Réponse apportée en séance publique le 15/12/2020

Mme le président. La parole est à M. Pascal Martin, auteur de la question n° 1291, adressée à Mme la ministre de la transition écologique.

M. Pascal Martin. Monsieur le ministre, ma question concerne la situation des distributeurs de produits énergétiques.

À compter du 1er janvier 2022, l'installation dans les bâtiments neufs ou le remplacement d'un matériel existant par des chaudières au fioul et à charbon seront interdits.

Alors que le Premier ministre a récemment défendu la nécessité « d'une écologie de proximité, de quartier et de terrain », cette décision d'interdiction ne sera pas sans conséquence sur la profession et sur les consommateurs eux-mêmes.

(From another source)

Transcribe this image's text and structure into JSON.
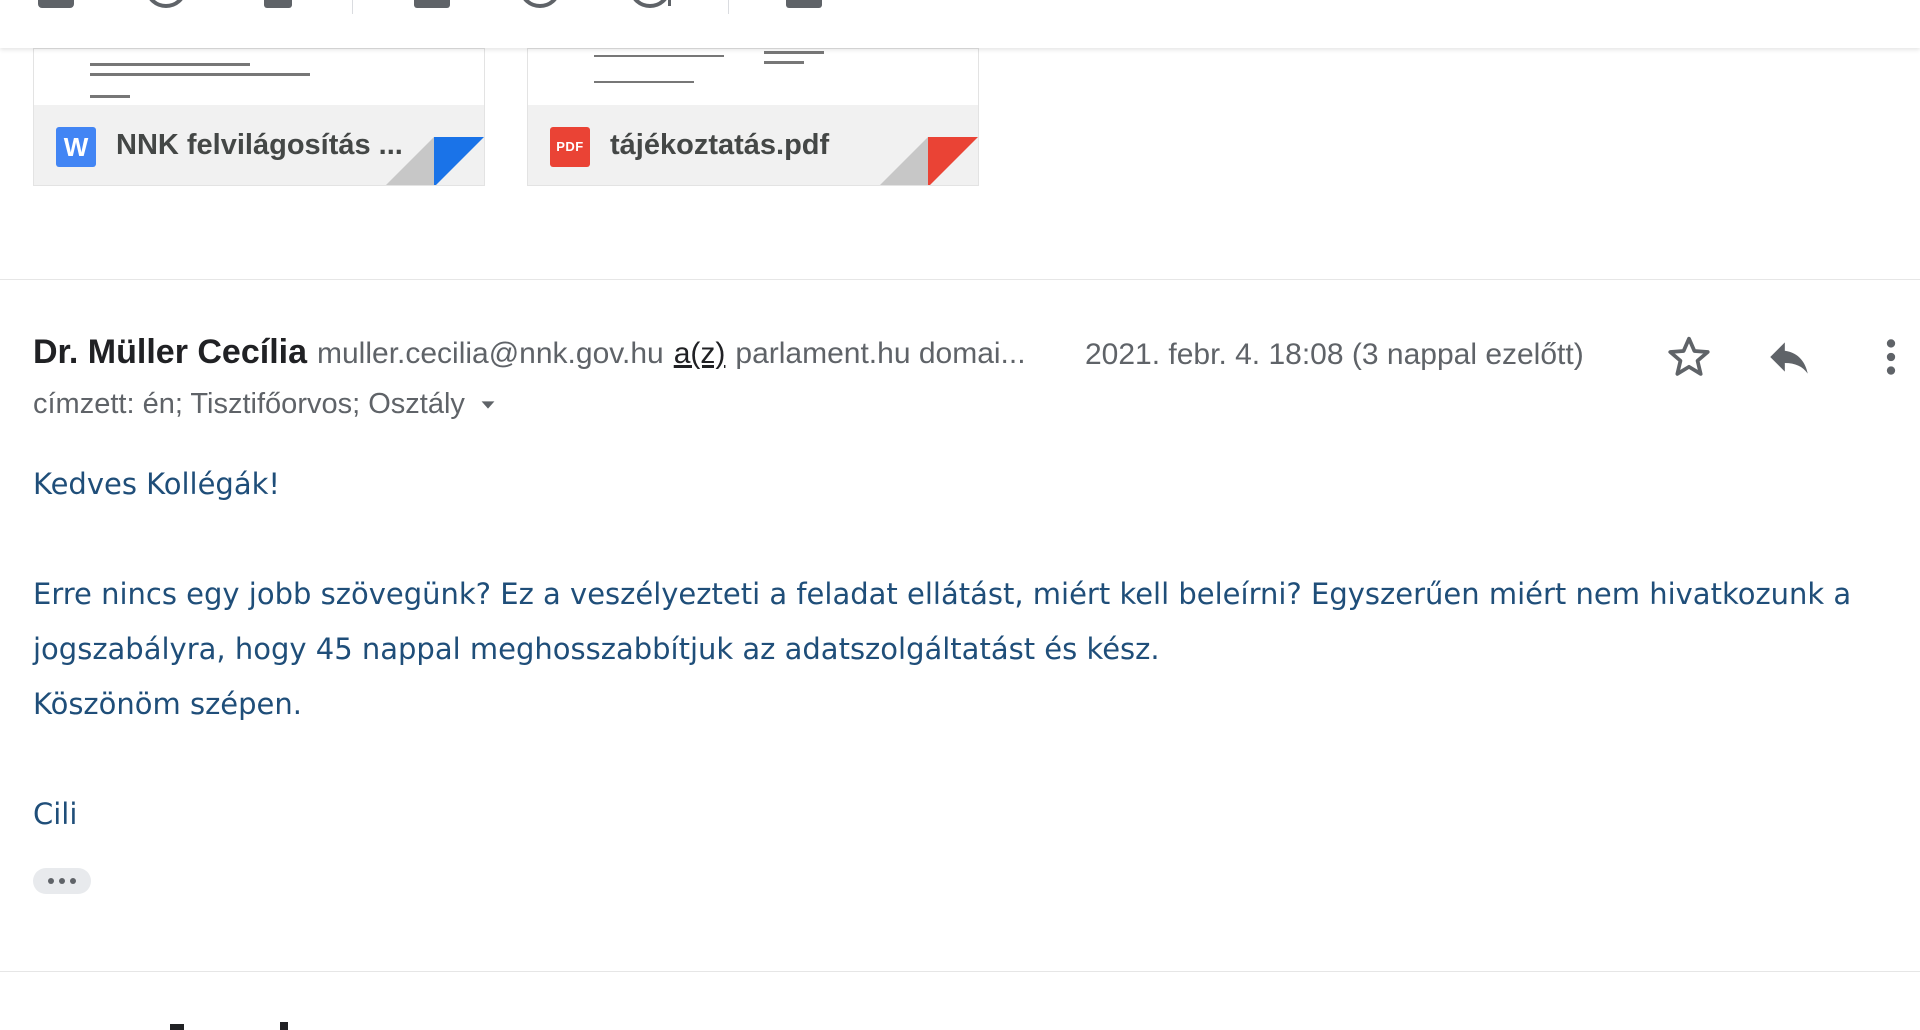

Tout d'abord, elle va fragiliser l'emploi des 15 000 salariés de la distribution des énergies hors réseau dans un contexte économique déjà difficile.

Ensuite, elle va s'attaquer à l'énergie de chauffage principale des territoires ruraux les plus éloignés des grandes métropoles. En effet, le fioul domestique est aujourd'hui la troisième énergie de chauffage en France. Les consommateurs de fioul vivent majoritairement dans les territoires ruraux, en maisons individuelles, qui, le plus souvent, ne sont pas accessibles au gaz de réseau.

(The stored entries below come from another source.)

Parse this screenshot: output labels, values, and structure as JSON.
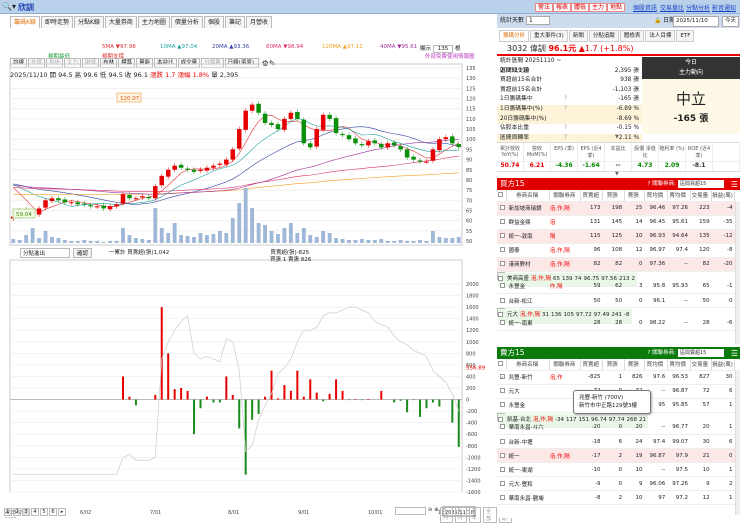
{
  "header": {
    "stock_name": "欣訓",
    "search_icon": "search-icon",
    "buttons": [
      "警法",
      "報表",
      "體檢",
      "主力",
      "地點"
    ],
    "links": [
      "個股資訊",
      "交易量比",
      "分點分析",
      "影音通知"
    ]
  },
  "left": {
    "tabs": [
      "籌碼K線",
      "即時走勢",
      "分點K線",
      "大量券商",
      "主力地圖",
      "價量分析",
      "個股",
      "筆記",
      "月營收"
    ],
    "ma": [
      {
        "label": "5MA ▼97.98",
        "color": "#e03030"
      },
      {
        "label": "10MA ▲97.04",
        "color": "#20a0a0"
      },
      {
        "label": "20MA ▲93.36",
        "color": "#3040a0"
      },
      {
        "label": "60MA ▼98.94",
        "color": "#e03060"
      },
      {
        "label": "120MA ▲97.12",
        "color": "#f0a020"
      },
      {
        "label": "40MA ▼95.61",
        "color": "#a030a0"
      }
    ],
    "ma2": [
      {
        "label": "楊期最低",
        "color": "#20a040"
      },
      {
        "label": "楊期支撐",
        "color": "#e03030"
      }
    ],
    "note": "外部免費使用情報圖",
    "toolbar": [
      "均線",
      "外資",
      "投信",
      "主力",
      "融資",
      "布林",
      "標準",
      "量能",
      "本益比",
      "成交量",
      "分價量"
    ],
    "toolbar_disabled": [
      1,
      2,
      3,
      4,
      10
    ],
    "period": "日線(還原)",
    "ohlc": {
      "date": "2025/11/10",
      "open": "開 94.5",
      "high": "高 99.6",
      "low": "低 94.5",
      "close": "收 96.1",
      "chg": "漲跌 1.7",
      "pct": "漲幅 1.8%",
      "vol": "量 2,395"
    },
    "zoom_label": "顯示",
    "zoom_value": "135",
    "zoom_unit": "根",
    "lower": {
      "select": "分點進出",
      "button": "確認",
      "cum_label": "一累計 買賣超(張)1,042",
      "net_label": "買賣超(張)-825",
      "bs_label": "買張 1 賣張 826",
      "last_value": "556.89"
    },
    "dates": [
      "4/28",
      "5/02",
      "6/02",
      "7/01",
      "8/01",
      "9/01",
      "10/01",
      "11/",
      "2025/11/10"
    ],
    "year": "2025",
    "pages": [
      "1",
      "2",
      "3",
      "4",
      "5",
      "6",
      "▸"
    ],
    "range_buttons": [
      "3月",
      "6月",
      "1年",
      "全部",
      "週期"
    ]
  },
  "chart_data": [
    {
      "type": "candlestick",
      "title": "",
      "ylim": [
        50,
        135
      ],
      "yticks": [
        50,
        55,
        60,
        65,
        70,
        75,
        80,
        85,
        90,
        95,
        100,
        105,
        110,
        115,
        120,
        125,
        130,
        135
      ],
      "annotations": {
        "max": "120.07",
        "min": "59.04"
      },
      "closes": [
        62,
        65,
        64,
        63,
        66,
        70,
        71,
        70,
        69,
        69,
        68,
        68,
        67,
        67,
        66,
        67,
        68,
        73,
        71,
        71,
        72,
        71,
        77,
        82,
        85,
        87,
        86,
        85,
        84,
        85,
        86,
        87,
        88,
        90,
        95,
        105,
        114,
        117,
        113,
        108,
        107,
        105,
        110,
        113,
        110,
        98,
        96,
        105,
        112,
        110,
        103,
        102,
        100,
        98,
        97,
        99,
        98,
        96,
        98,
        97,
        95,
        91,
        90,
        89,
        89,
        95,
        100,
        101,
        98,
        96.1
      ],
      "volume": [
        4,
        3,
        8,
        15,
        5,
        12,
        6,
        5,
        3,
        2,
        2,
        3,
        2,
        2,
        1,
        2,
        2,
        15,
        8,
        5,
        4,
        3,
        35,
        15,
        10,
        20,
        8,
        7,
        6,
        10,
        8,
        9,
        12,
        10,
        25,
        40,
        55,
        35,
        20,
        18,
        12,
        9,
        15,
        20,
        10,
        15,
        8,
        6,
        12,
        10,
        5,
        4,
        3,
        3,
        4,
        3,
        3,
        4,
        2,
        2,
        3,
        2,
        2,
        3,
        2,
        12,
        6,
        5,
        5,
        6
      ],
      "ma_periods": [
        5,
        10,
        20,
        60,
        120,
        40
      ]
    },
    {
      "type": "bar+line",
      "ylim": [
        -1600,
        2000
      ],
      "yticks": [
        -1600,
        -1400,
        -1200,
        -1000,
        -800,
        -600,
        -400,
        -200,
        0,
        200,
        400,
        600,
        800,
        1000,
        1200,
        1400,
        1600,
        1800,
        2000
      ],
      "net": [
        0,
        0,
        0,
        0,
        0,
        0,
        0,
        0,
        0,
        0,
        0,
        0,
        0,
        0,
        0,
        0,
        0,
        400,
        50,
        -100,
        0,
        0,
        80,
        1600,
        800,
        180,
        200,
        150,
        -600,
        -150,
        50,
        -50,
        -50,
        400,
        80,
        -500,
        -1300,
        -350,
        -250,
        50,
        500,
        20,
        250,
        150,
        500,
        50,
        350,
        120,
        -30,
        100,
        350,
        150,
        -10,
        10,
        -10,
        10,
        0,
        150,
        0,
        -50,
        -20,
        -220,
        -10,
        -300,
        -150,
        -50,
        -120,
        0,
        -400,
        -820
      ],
      "cumulative": [
        -1300,
        -1300,
        -1300,
        -1300,
        -1300,
        -1300,
        -1300,
        -1300,
        -1300,
        -1300,
        -1300,
        -1300,
        -1300,
        -1300,
        -1300,
        -1300,
        -1300,
        -1000,
        -950,
        -1050,
        -1050,
        -1050,
        -1000,
        700,
        1000,
        1200,
        1350,
        1450,
        800,
        700,
        750,
        700,
        650,
        1050,
        1000,
        500,
        -900,
        -800,
        -350,
        -100,
        100,
        450,
        550,
        700,
        1000,
        1200,
        1200,
        1250,
        1450,
        1500,
        1500,
        1550,
        1600,
        1600,
        1550,
        1500,
        1350,
        1300,
        1250,
        1100,
        1000,
        950,
        850,
        800,
        750,
        500,
        400,
        300,
        100,
        -200
      ]
    }
  ],
  "right": {
    "days_label": "統計天數",
    "days_value": "1",
    "date_label": "日期",
    "date_value": "2025/11/10",
    "today_button": "今天",
    "tabs": [
      "籌碼分析",
      "重大事件(3)",
      "新聞",
      "分點追蹤",
      "體檢表",
      "法人目標",
      "ETF"
    ],
    "quote": {
      "code_name": "3032 偉訓",
      "price": "96.1元",
      "change": "▲1.7 (+1.8%)"
    },
    "stats": [
      {
        "k": "統計區間  20251110 ~ 20251110",
        "v": ""
      },
      {
        "k": "區間成交量",
        "v": "2,395 張"
      },
      {
        "k": "買超前15名合計",
        "v": "938 張"
      },
      {
        "k": "賣超前15名合計",
        "v": "-1,103 張"
      },
      {
        "k": "1日籌碼集中",
        "q": "?",
        "v": "-165 張"
      },
      {
        "k": "1日籌碼集中(%)",
        "q": "?",
        "v": "-6.89 %",
        "y": true
      },
      {
        "k": "20日籌碼集中(%)",
        "v": "-8.69 %",
        "y": true
      },
      {
        "k": "佔股本比重",
        "q": "?",
        "v": "-0.15 %"
      },
      {
        "k": "區間周轉率",
        "q": "?",
        "v": "2.11 %",
        "y": true
      }
    ],
    "trend": {
      "title1": "今日",
      "title2": "主力動向",
      "state": "中立",
      "value": "-165 張"
    },
    "fin": [
      {
        "h": "累計營收 YoY(%)",
        "v": "50.74",
        "c": "#e00"
      },
      {
        "h": "營收 MoM(%)",
        "v": "6.21",
        "c": "#e00"
      },
      {
        "h": "EPS (季)",
        "v": "-4.36",
        "c": "#080"
      },
      {
        "h": "EPS (近4季)",
        "v": "-1.64",
        "c": "#080"
      },
      {
        "h": "本益比",
        "v": "--",
        "c": "#333"
      },
      {
        "h": "股價 淨值比",
        "v": "4.73",
        "c": "#080"
      },
      {
        "h": "殖利率 (%)",
        "v": "2.09",
        "c": "#080"
      },
      {
        "h": "ROE (近4季)",
        "v": "-8.1",
        "c": "#333"
      },
      {
        "h": "",
        "v": "",
        "c": "#333"
      }
    ],
    "columns": [
      "券商名稱",
      "關聯券商",
      "買賣超",
      "買張",
      "賣張",
      "買均價",
      "賣均價",
      "交易量",
      "損益(萬)"
    ],
    "buy": {
      "title": "買方15",
      "filter_label": "? 關聯券商:",
      "filter": "區間買超15",
      "color": "#e00000",
      "rows": [
        [
          "新加坡商瑞銀",
          "泡,作,隔",
          "173",
          "198",
          "25",
          "96.46",
          "97.26",
          "223",
          "-4",
          "pr"
        ],
        [
          "群益金鼎",
          "泡",
          "131",
          "145",
          "14",
          "96.45",
          "95.61",
          "159",
          "-35",
          ""
        ],
        [
          "統一-敦南",
          "隔",
          "115",
          "125",
          "10",
          "96.93",
          "94.64",
          "135",
          "-12",
          "pr"
        ],
        [
          "國泰",
          "泡,作,隔",
          "96",
          "108",
          "12",
          "96.97",
          "97.4",
          "120",
          "-8",
          ""
        ],
        [
          "港商野村",
          "泡,作,隔",
          "82",
          "82",
          "0",
          "97.36",
          "--",
          "82",
          "-20",
          "pr"
        ],
        [
          "美商高盛",
          "泡,作,隔",
          "65",
          "139",
          "74",
          "96.75",
          "97.56",
          "213",
          "2",
          "pg"
        ],
        [
          "永豐金",
          "作,隔",
          "59",
          "62",
          "3",
          "95.8",
          "95.93",
          "65",
          "-1",
          ""
        ],
        [
          "台新-松江",
          "",
          "50",
          "50",
          "0",
          "96.1",
          "--",
          "50",
          "0",
          ""
        ],
        [
          "元大",
          "泡,作,隔",
          "31",
          "136",
          "105",
          "97.72",
          "97.49",
          "241",
          "-8",
          "pg"
        ],
        [
          "統一-南東",
          "",
          "28",
          "28",
          "0",
          "98.22",
          "--",
          "28",
          "-6",
          ""
        ]
      ]
    },
    "sell": {
      "title": "賣方15",
      "filter_label": "? 關聯券商:",
      "filter": "區間賣超15",
      "color": "#0a7a0a",
      "rows": [
        [
          "兆豐-新竹",
          "泡,作",
          "-825",
          "1",
          "826",
          "97.6",
          "96.53",
          "827",
          "30",
          ""
        ],
        [
          "元大",
          "",
          "-72",
          "0",
          "72",
          "--",
          "96.87",
          "72",
          "6",
          ""
        ],
        [
          "永豐金",
          "",
          "-55",
          "1",
          "56",
          "95",
          "95.85",
          "57",
          "1",
          ""
        ],
        [
          "凱基-台北",
          "泡,作,隔",
          "-34",
          "117",
          "151",
          "96.74",
          "97.74",
          "268",
          "21",
          "pg"
        ],
        [
          "華南永昌-斗六",
          "",
          "-20",
          "0",
          "20",
          "--",
          "96.77",
          "20",
          "1",
          ""
        ],
        [
          "台新-中壢",
          "",
          "-18",
          "6",
          "24",
          "97.4",
          "99.07",
          "30",
          "6",
          ""
        ],
        [
          "統一",
          "泡,作,隔",
          "-17",
          "2",
          "19",
          "96.87",
          "97.9",
          "21",
          "0",
          "pr"
        ],
        [
          "統一-東湖",
          "",
          "-10",
          "0",
          "10",
          "--",
          "97.5",
          "10",
          "1",
          ""
        ],
        [
          "元大-豐和",
          "",
          "-9",
          "0",
          "9",
          "96.06",
          "97.26",
          "9",
          "2",
          ""
        ],
        [
          "華南永昌-鹽埔",
          "",
          "-8",
          "2",
          "10",
          "97",
          "97.2",
          "12",
          "1",
          ""
        ]
      ],
      "tooltip": [
        "兆豐-新竹 (700V)",
        "新竹市中正路129號3樓"
      ]
    }
  }
}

En outre, elle ne prend pas en considération l'absence de solutions alternatives aux combustibles liquides. Le fioul est particulièrement utilisé dans des zones ou les températures hivernales sont basses, et le remplacement des chaudières à fioul par des pompes à chaleur géothermiques représente un coût financier élevé, de 18 000 à 20 000 euros.

Par ailleurs, elle ne va pas laisser le temps aux distributeurs de fioul de s'adapter aux changements d'énergie et va fragiliser la sécurité d'approvisionnement des autres énergies distribuées.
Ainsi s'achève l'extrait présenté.